I can't think of an obvious simple solution, but, having looked at the suggestions (particularly smci's suggestion of using rle) I came up with a complicated function that appears to be more efficient.
This is the code, I'll explain below:
# Your function
your.func = function(dat) {
na.pos <- which(is.na(dat))
if (length(na.pos) == length(dat)) {
return(dat)
}
non.na.pos <- setdiff(seq_along(dat), na.pos)
nearest.non.na.pos <- sapply(na.pos, function(x) which.min(abs(non.na.pos - x)))
dat[na.pos] <- dat[non.na.pos[nearest.non.na.pos]]
dat
}
# My function
my.func = function(dat) {
nas=is.na(dat)
if (!any(!nas)) return (dat)
t=rle(nas)
f=sapply(t$lengths[t$values],seq)
a=unlist(f)
b=unlist(lapply(f,rev))
x=which(nas)
l=length(dat)
dat[nas]=ifelse(a>b,dat[ ifelse((x+b)>l,x-a,x+b) ],dat[ifelse((x-a)<1,x+b,x-a)])
dat
}
# Test
n = 100000
test.vec = 1:n
set.seed(1)
test.vec[sample(test.vec,n/4)]=NA
system.time(t1<-my.func(test.vec))
system.time(t2<-your.func(test.vec)) # 10 times speed improvement on my machine
# Verify
any(t1!=t2)
My function relies on rle. I am reading the comments above but it looks to me like rle works just fine for NA. It is easiest to explain with a small example.
If I start with a vector:
dat=c(1,2,3,4,NA,NA,NA,8,NA,10,11,12,NA,NA,NA,NA,NA,18)

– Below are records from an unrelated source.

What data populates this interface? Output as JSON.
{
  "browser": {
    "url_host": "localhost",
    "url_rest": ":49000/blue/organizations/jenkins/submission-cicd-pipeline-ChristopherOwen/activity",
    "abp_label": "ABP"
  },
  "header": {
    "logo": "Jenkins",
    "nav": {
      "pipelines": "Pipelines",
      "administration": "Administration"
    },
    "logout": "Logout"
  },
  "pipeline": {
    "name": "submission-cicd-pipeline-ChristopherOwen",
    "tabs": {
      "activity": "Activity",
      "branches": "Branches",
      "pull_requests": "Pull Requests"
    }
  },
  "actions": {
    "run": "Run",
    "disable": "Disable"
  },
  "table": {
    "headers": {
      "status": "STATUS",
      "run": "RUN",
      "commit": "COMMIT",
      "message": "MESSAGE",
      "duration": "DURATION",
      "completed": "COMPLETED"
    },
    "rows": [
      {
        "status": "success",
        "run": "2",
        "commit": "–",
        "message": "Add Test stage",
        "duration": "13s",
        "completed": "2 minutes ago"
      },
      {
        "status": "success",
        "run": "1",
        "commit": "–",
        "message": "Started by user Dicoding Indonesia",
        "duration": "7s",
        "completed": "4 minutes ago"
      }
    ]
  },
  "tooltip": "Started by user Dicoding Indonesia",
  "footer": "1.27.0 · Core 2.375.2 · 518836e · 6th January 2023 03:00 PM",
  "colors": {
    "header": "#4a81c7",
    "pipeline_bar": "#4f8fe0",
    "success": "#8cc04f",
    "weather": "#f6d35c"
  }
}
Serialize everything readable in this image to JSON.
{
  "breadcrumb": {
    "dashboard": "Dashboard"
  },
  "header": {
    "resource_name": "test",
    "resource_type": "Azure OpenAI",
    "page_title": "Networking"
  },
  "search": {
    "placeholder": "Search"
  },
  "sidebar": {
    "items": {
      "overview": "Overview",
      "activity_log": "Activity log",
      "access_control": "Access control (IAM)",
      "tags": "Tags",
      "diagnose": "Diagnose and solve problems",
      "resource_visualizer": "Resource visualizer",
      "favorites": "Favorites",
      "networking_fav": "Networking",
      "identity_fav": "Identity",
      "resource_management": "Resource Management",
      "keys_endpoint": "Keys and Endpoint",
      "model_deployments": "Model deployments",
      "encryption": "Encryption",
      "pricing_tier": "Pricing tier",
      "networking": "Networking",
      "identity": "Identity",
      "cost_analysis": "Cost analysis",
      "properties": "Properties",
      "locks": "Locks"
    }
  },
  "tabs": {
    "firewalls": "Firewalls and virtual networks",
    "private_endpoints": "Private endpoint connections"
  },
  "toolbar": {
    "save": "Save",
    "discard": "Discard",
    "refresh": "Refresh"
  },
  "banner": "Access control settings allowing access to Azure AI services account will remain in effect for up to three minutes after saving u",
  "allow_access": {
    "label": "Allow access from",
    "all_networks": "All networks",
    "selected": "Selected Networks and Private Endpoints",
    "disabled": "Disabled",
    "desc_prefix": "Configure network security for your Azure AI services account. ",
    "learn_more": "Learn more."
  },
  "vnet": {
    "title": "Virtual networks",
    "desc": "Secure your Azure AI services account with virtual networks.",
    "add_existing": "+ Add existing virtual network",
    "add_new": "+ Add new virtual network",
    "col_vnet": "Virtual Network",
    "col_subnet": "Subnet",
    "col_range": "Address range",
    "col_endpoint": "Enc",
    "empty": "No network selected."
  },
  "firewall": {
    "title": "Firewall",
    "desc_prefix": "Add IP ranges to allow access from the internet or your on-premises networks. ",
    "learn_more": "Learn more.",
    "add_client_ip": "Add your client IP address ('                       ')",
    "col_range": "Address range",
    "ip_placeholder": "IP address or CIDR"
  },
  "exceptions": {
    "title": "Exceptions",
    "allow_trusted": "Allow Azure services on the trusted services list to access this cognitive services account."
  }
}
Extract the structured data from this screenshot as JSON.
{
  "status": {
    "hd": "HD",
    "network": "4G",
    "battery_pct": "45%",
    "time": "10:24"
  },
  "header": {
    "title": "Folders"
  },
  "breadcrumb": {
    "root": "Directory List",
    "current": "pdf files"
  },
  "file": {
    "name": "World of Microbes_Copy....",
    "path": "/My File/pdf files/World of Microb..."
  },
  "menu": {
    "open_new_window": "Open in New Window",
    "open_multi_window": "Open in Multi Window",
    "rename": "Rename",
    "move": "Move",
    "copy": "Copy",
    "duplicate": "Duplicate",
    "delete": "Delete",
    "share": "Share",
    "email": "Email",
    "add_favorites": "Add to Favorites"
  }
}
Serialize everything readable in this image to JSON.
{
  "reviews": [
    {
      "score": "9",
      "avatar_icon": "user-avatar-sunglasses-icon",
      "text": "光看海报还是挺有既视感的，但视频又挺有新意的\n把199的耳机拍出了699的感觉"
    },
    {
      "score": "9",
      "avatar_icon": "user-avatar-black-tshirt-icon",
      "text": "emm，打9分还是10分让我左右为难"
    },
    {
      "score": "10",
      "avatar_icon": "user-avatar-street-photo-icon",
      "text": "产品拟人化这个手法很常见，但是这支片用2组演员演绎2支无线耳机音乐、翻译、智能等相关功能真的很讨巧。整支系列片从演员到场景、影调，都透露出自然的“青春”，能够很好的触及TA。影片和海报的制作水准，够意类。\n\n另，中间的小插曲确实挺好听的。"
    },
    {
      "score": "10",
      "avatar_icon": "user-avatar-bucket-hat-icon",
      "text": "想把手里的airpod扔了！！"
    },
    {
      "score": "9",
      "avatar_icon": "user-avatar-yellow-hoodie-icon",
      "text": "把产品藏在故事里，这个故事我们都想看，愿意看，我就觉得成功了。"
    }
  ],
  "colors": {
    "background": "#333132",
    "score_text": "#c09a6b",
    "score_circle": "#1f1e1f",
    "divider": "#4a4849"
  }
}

I then get the positions of all the NAs:
x=c(5,6,7,8,13,14,15,16,17)
Then, for every "run" of NAs I create a sequence from 1 to the length of the run:
a=c(1,2,3,1,1,2,3,4,5)
Then I do it again, but I reverse the sequence:
b=c(3,2,1,1,5,4,3,2,1)
Now, I can just compare vectors a and b: If a<=b then look back and grab the value at x-a. If a>b then look ahead and grab the value at x+b. The rest is just handling the corner cases when you have all NAs or NA runs at the end or the start of the vector.
There is probably a better, simpler, solution, but I hope this gets you started.